16.2.16 Apollo 15 (AS-510)


Figure 16-2.16. Jim Irwin next to the Lunar Rover. Detail of photo AS15-86-11598.


Crew: David Scott (CDR), James Irwin (LMP), Alfred Worden (CMP).

Launch vehicle: Saturn V.

LM: present (LM-10). Weight on Earth: 16,437 kg (36,238 lb).

Lunar orbit: yes (74 orbits).

CM and LM call signs: Endeavour, Falcon.

Launch and return dates: July 26-August 7, 1971.

Lunar landing date and time: July 30, 1971 22:16:29 UTC.

Lunar landing site: near Mare Imbrium (Sea of Rains).

Number of moonwalks: 3 (6 h 32 m; 7 h 12 m; 4 h 49 m) plus a stand-up EVA: Scott, wearing his spacesuit, stood up through the LM’s top docking hatch and scanned the surrounding area visually and photographically for 33 minutes.

Mission duration: 12 days 7 hours 11 minutes.

Time spent on the Moon: 2 days 18 hours 54 minutes.

Number of photographs taken: 2,640, of which 1,151 on the Moon. Color TV transmissions were made (including the liftoff of the LM from the Moon) and color movie footage was also shot.

Quantity of Moon rocks: 77.3 kg (170.4 lb).

Rover: Yes, driven for a total of 27.9 km (17.3 miles).

Notes: This flight included the first use of the Rover lunar car, which allowed a far greater exploration range of up to 5 kilometers (3.1 miles) and made Scott the first car driver on another celestial object. Scott and Irwin were the first moonwalkers to perform three excursions and sleep on the Moon without wearing their spacesuits, which were improved and less rigid. They collected the Genesis Rock, one of the oldest Moon rocks returned to Earth, over 4 billion years old.

Worden launched a science subsatellite from the Service Module in lunar orbit.

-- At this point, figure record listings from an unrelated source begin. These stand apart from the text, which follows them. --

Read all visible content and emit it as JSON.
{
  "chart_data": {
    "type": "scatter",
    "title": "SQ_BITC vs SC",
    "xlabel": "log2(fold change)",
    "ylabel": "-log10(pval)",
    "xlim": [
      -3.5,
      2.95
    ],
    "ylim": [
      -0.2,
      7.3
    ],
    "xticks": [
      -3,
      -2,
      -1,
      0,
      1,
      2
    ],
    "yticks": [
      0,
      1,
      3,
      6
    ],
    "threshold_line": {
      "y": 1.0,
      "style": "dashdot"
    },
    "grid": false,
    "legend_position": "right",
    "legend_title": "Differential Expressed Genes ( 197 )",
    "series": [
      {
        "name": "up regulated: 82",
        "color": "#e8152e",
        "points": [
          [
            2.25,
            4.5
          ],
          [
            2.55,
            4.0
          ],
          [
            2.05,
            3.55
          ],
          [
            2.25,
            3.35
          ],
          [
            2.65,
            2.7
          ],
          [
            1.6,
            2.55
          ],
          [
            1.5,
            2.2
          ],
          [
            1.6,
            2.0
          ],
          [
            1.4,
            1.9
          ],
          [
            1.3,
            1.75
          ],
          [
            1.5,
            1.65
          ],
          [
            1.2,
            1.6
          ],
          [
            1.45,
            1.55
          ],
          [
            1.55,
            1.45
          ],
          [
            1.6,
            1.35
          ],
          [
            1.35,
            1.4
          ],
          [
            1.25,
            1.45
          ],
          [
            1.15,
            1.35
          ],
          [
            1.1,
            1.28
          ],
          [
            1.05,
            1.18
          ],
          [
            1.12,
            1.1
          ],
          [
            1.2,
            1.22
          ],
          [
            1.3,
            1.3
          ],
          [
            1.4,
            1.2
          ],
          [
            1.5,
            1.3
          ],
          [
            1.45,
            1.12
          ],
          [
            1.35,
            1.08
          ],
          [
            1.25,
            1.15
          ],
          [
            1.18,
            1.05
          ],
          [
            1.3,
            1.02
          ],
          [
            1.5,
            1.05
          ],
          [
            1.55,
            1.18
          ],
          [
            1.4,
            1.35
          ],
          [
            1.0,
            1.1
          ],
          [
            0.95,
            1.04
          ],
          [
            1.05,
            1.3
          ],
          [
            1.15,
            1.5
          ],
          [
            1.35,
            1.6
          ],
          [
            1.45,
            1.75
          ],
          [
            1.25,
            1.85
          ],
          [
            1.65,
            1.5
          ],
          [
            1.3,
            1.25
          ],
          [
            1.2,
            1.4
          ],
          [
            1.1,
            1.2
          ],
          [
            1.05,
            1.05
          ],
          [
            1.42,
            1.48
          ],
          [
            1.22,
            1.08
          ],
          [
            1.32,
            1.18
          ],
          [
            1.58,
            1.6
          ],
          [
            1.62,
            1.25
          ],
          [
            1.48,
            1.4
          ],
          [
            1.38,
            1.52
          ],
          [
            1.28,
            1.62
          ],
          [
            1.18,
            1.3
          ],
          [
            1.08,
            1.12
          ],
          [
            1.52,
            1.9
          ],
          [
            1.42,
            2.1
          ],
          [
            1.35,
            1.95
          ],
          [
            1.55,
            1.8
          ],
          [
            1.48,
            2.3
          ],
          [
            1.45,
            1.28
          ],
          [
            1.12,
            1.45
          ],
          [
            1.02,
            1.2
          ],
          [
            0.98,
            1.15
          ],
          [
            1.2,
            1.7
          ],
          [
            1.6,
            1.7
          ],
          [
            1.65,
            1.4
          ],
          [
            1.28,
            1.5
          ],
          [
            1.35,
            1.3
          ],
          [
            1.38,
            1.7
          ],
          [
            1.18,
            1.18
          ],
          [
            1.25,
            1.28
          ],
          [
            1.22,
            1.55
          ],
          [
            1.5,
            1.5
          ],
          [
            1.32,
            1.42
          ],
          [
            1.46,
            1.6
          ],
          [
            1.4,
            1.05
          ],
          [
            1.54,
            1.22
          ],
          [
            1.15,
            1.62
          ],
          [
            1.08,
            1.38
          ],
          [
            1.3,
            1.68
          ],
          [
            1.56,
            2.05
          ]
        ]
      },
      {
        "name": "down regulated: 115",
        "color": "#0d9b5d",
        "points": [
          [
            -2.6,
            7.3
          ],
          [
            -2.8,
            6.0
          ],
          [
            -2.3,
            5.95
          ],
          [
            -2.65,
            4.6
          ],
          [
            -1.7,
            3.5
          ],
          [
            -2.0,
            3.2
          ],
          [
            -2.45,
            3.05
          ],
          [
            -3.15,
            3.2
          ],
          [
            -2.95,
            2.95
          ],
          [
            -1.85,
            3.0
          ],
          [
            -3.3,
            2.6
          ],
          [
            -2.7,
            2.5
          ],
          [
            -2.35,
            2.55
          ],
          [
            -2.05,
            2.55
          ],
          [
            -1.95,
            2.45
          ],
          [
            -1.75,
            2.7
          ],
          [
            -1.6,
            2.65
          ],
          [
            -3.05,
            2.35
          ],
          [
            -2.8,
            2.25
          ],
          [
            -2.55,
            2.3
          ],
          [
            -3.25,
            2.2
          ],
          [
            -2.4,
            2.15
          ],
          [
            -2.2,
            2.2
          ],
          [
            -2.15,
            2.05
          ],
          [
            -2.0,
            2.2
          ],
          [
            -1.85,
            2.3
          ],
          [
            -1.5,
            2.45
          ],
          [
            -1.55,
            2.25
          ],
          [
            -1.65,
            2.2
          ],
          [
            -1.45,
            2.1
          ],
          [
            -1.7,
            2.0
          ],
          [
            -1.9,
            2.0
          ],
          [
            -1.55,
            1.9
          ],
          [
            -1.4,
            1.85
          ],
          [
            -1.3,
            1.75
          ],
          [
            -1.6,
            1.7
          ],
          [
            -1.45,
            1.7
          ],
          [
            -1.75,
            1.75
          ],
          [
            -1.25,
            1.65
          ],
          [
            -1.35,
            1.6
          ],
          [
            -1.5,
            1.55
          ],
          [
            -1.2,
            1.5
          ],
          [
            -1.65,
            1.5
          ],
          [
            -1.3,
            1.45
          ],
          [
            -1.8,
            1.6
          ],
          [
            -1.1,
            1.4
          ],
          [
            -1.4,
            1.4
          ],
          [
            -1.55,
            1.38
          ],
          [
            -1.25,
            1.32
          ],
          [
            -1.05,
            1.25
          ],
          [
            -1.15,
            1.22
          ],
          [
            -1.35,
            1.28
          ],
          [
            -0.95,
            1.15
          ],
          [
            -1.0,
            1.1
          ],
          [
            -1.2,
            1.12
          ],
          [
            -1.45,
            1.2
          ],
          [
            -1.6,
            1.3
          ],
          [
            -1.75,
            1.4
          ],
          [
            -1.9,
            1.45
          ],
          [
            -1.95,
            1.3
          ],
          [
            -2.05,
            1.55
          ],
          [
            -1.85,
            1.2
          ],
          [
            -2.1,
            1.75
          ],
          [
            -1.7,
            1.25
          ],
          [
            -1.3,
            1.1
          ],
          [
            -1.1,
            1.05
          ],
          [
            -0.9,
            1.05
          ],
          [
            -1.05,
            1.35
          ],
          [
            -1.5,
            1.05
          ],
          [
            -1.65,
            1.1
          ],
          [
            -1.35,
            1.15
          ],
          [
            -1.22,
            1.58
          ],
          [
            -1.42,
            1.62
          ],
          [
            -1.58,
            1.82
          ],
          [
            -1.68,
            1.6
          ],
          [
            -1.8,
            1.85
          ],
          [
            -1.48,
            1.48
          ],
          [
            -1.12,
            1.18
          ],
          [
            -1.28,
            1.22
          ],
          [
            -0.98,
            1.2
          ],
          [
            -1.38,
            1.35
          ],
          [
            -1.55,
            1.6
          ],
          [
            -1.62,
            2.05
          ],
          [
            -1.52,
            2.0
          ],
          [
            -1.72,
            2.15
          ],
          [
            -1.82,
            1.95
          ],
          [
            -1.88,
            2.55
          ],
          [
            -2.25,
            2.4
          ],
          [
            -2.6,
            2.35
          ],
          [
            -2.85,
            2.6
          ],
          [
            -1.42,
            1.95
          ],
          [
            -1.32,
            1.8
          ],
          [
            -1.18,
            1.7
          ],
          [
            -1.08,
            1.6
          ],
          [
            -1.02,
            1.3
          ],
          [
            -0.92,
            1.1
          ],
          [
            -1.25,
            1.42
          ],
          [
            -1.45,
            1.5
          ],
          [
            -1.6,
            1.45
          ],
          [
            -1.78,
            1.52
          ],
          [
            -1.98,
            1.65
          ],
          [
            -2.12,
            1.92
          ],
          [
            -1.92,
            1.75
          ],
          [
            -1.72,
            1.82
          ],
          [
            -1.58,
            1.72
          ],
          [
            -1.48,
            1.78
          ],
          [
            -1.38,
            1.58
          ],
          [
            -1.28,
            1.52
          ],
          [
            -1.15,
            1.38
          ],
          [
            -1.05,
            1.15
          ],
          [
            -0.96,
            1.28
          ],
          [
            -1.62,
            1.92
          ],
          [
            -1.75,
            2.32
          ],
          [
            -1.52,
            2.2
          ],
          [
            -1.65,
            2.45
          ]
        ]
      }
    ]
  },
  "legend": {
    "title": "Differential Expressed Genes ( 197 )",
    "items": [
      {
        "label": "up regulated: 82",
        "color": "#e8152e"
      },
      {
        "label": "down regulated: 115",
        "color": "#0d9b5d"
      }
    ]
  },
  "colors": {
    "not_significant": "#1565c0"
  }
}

During the return trip, he performed the first deep-space spacewalk to recover the film canisters of the automatic mapping cameras.

During the third moonwalk, Scott dropped simultaneously a feather and a hammer to confirm Galileo’s theory that different bodies fell at the same rate in a vacuum. He also secretly placed on the Moon a small sculpture, the Fallen Astronaut, to honor the Russian and American space travelers whose deaths were publicly known at the time.